My parents instilled strong morals and values in me at a young age. Growing up in Point Loma, I was the “popular” surfer guy, very athletic. Everything was smooth sailing until I got into a serious bike accident at 16 years old. The severity of the accident led to me being in a coma for two weeks. 

This accident was a pivotal point in my life. Upon waking from the coma, I had serious brain damage, I lost all of my muscle mass and weighed 113 pounds. I completely lost any sense of who I was. The doctor said that I could have a seizure and die at any moment. This triggered my new life motto of living for the moment regardless of the consequences. As I started to make poor choices, I began to attract negative influences. Eventually, this led to my incarceration. 

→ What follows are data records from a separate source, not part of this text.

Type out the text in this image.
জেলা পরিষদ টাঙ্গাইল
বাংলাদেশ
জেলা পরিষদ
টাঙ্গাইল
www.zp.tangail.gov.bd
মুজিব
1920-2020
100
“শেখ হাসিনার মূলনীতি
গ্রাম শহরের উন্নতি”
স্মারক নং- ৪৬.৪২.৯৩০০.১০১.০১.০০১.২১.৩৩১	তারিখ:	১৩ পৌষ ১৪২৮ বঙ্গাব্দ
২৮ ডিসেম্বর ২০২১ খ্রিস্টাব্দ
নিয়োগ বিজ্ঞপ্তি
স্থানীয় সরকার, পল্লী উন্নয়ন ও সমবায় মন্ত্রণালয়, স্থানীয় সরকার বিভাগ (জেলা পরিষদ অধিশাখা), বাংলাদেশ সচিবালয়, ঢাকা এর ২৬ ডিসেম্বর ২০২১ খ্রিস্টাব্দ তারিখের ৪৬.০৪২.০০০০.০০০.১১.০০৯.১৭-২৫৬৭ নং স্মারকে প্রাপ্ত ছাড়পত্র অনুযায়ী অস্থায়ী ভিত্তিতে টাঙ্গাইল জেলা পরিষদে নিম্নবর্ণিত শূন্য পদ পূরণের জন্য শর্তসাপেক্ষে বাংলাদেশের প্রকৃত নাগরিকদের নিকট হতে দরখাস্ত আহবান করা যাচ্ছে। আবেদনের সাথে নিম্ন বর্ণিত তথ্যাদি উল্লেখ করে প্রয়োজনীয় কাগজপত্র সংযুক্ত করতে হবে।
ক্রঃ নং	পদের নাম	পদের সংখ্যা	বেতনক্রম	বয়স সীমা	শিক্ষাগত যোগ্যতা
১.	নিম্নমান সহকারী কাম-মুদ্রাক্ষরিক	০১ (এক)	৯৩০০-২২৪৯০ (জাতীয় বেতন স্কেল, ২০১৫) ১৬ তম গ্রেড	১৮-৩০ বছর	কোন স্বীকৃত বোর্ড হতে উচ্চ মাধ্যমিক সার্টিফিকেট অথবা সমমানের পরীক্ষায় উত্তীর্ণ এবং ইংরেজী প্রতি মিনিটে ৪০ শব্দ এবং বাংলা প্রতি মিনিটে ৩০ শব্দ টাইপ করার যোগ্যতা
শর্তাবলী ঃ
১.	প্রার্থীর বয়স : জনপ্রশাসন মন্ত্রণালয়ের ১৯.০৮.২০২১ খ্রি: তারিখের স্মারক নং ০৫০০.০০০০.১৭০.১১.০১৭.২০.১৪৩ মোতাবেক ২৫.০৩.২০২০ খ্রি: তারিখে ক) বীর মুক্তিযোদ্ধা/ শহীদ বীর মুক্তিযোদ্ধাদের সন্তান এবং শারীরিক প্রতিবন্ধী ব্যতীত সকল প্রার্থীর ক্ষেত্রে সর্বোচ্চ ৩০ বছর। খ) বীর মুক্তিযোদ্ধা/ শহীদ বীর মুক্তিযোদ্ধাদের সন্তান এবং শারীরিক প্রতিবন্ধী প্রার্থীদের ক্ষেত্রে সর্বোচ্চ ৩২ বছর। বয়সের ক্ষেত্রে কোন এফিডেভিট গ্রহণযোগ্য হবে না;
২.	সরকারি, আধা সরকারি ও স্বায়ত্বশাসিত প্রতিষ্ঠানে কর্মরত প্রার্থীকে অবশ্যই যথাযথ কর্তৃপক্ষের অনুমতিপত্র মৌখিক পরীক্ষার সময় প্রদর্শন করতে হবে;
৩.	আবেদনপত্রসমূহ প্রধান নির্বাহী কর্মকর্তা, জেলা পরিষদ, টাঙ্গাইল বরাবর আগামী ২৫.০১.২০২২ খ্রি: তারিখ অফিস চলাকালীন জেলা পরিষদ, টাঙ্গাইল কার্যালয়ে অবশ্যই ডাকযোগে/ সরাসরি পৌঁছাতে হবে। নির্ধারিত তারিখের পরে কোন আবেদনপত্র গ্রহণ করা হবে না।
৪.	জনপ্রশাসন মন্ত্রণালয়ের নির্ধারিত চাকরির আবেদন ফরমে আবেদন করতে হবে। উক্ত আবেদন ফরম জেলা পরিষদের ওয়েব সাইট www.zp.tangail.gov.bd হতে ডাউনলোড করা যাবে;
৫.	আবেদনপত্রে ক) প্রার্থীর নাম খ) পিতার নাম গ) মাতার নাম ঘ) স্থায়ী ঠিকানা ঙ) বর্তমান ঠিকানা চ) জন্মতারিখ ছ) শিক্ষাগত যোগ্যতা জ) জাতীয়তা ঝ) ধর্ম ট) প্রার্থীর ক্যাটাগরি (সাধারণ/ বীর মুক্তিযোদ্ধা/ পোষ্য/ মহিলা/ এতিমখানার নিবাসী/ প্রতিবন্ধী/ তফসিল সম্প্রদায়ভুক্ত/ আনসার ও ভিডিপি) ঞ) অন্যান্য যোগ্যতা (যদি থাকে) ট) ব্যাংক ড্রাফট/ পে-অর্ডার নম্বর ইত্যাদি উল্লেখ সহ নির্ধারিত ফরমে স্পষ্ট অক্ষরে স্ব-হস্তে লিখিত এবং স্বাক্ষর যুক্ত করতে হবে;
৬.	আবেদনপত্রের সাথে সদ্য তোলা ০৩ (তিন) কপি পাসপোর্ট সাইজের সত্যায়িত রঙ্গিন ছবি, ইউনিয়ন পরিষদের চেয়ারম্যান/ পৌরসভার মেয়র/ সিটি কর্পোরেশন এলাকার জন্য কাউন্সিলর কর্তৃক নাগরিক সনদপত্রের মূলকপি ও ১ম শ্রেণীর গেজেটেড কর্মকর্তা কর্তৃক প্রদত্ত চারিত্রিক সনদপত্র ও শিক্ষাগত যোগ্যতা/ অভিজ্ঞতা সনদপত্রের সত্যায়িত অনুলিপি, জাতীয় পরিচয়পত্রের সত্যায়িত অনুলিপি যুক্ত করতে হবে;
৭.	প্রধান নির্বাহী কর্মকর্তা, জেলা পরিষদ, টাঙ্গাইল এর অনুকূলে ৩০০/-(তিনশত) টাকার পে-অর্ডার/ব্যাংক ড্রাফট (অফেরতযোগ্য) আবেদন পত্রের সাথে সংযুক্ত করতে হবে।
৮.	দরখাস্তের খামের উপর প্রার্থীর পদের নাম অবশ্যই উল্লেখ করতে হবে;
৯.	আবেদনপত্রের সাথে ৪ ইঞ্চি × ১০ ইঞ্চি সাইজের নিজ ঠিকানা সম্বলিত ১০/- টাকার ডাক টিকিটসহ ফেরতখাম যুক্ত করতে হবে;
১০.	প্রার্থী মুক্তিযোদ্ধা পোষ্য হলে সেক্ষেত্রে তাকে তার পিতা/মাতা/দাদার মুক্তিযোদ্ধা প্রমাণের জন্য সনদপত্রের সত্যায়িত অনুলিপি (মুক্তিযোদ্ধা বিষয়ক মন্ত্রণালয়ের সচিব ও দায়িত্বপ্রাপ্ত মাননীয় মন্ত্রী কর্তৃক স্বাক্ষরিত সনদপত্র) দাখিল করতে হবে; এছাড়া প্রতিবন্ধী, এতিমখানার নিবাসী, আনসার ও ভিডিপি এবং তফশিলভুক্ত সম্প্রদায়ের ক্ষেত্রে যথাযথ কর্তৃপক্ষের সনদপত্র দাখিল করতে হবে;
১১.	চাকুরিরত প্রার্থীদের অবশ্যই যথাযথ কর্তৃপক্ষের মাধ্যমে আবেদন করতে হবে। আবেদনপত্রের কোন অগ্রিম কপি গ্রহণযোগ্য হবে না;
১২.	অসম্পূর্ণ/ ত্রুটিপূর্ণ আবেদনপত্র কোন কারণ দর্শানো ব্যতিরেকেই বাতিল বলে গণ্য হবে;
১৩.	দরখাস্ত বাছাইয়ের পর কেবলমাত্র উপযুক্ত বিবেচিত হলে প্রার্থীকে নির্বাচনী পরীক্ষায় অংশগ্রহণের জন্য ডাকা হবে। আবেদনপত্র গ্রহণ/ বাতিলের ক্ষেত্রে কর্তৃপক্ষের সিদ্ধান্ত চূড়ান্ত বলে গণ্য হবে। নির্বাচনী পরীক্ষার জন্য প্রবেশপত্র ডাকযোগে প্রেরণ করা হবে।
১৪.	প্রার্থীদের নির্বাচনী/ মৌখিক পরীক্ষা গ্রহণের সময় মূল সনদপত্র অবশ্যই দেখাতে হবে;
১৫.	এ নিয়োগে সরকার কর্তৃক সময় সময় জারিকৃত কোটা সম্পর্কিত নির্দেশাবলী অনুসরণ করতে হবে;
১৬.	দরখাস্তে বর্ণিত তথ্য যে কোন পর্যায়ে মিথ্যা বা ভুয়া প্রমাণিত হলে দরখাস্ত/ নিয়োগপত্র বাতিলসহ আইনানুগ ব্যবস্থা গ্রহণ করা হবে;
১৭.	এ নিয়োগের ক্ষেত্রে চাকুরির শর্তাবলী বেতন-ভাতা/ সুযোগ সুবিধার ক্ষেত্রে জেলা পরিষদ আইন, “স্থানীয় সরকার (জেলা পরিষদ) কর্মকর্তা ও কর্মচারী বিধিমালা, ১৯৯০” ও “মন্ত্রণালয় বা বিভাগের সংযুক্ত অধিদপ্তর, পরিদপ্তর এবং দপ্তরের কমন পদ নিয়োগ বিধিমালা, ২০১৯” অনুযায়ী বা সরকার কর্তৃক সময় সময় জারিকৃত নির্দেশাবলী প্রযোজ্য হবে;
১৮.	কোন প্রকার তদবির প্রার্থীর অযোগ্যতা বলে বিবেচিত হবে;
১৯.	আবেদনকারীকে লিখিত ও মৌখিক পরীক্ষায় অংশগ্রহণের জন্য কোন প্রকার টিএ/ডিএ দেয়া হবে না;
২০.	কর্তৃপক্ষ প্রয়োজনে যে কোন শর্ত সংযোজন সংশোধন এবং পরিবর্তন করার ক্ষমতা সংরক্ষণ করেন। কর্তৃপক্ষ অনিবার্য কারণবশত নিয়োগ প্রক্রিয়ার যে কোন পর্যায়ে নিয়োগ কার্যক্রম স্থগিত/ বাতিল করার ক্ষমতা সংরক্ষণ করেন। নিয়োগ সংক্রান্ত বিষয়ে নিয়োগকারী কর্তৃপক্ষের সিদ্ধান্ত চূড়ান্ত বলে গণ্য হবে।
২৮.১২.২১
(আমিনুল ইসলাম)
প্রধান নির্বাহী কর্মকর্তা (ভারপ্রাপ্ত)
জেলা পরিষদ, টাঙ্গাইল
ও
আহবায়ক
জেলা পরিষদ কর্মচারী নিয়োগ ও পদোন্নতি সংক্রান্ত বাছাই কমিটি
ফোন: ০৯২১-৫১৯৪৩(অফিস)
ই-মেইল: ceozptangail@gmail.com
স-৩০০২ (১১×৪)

Going to jail was one of the best things that could’ve happened to me. This was another pivotal moment in my life. I realized while in prison that I had enough of doing the things I was doing. I got sober while incarcerated. I decided that moving forward, I wanted to be a consistent person. Once released, I had a couple of years of sobriety under my belt but I enrolled in a rehab program anyway at the request of my parole officer. One day another man in the program was going on and on about how cool this program at Rise Up Industries was. I decided that once I finished the rehab program, I was going to join. 

At first, I joined the Reentry Program just as a means to an end. But over time, I’ve realized how much this program has changed my life. Being a part of Rise Up helped me connect back to a piece of myself I thought I had lost in that bike accident. Something unique about Rise Up is that they actually care about your personal wellbeing. Being at Rise Up has built my self-confidence. Since I am going to graduate from the program soon, I have been taking part in job interviews. I feel confident in all that I have learned. This helps me feel good about asking for the wage I deserve instead of just accepting whatever is offered to me.

If you would look back at the person I was before starting this program, I have completely changed. I am in my third semester at City College, I have raised my credit score 200 points, and I already have a full-time job offer before even graduating. I am so thankful to have been a part of this program.